By then, the tale had also appeared in a 1978 history of CBS News. The Encyclopedia of Television included it in its entry on Cronkite.

When Cronkite died last month, The Associated Press published it in his obituary.

Turns out, no evidence nor accounts uncovered thus far confirm its truth. Not Cronkiters. Not cronkiters. Not with a “k” instead of a “c.” Not in Holland (which was added to the mix along the way) any more than in Sweden.

That’s really the way it is.

“I personally have never heard it,” Olof Hulten, a veteran communications researcher and media educator in Kalmar, Sweden, said when asked about the term “cronkiter.” “But he was a good anchorman, Mr. Cronkite,” Hulten added.

Meanwhile, Radio Netherlands Worldwide’s Expert Desk (which assists fellow media professionals elsewhere on the globe) similarly came up dry.

“No one (at Radio Netherlands) has heard of the term,” said Michael Walraven in an e-mail. “I would assume that the term in Holland is unknown.”

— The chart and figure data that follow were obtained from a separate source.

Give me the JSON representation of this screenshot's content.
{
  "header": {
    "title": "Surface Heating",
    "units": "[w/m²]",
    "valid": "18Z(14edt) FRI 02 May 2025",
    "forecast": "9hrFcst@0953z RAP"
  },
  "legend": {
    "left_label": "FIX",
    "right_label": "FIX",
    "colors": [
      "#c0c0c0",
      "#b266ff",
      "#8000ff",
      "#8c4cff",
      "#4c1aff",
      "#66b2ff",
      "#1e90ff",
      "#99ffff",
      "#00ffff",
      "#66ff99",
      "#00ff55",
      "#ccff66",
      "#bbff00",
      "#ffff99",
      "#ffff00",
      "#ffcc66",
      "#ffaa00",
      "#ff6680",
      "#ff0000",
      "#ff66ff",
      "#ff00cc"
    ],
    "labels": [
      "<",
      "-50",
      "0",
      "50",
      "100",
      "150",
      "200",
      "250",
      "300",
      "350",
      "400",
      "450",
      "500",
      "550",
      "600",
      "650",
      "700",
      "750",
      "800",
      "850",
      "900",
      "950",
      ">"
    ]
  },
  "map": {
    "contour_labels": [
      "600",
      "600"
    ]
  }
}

Also likely to remain unknown is how this tale got started. Its two most prominent proponents are unavailable for questioning — Halberstam died in 2007 and Cronkite died July 17.

But why the myth of “cronkiter” took hold is a no-brainer. Maybe literally.

The story was not only delightful but seemed plausible enough. It served the narrative of Cronkite and the national respect accorded him, especially in tributes appearing at his death. Darned important people vouched for it.

Most of all, it had been around long enough to seem like unassailable fact to those who had already “known” it for years.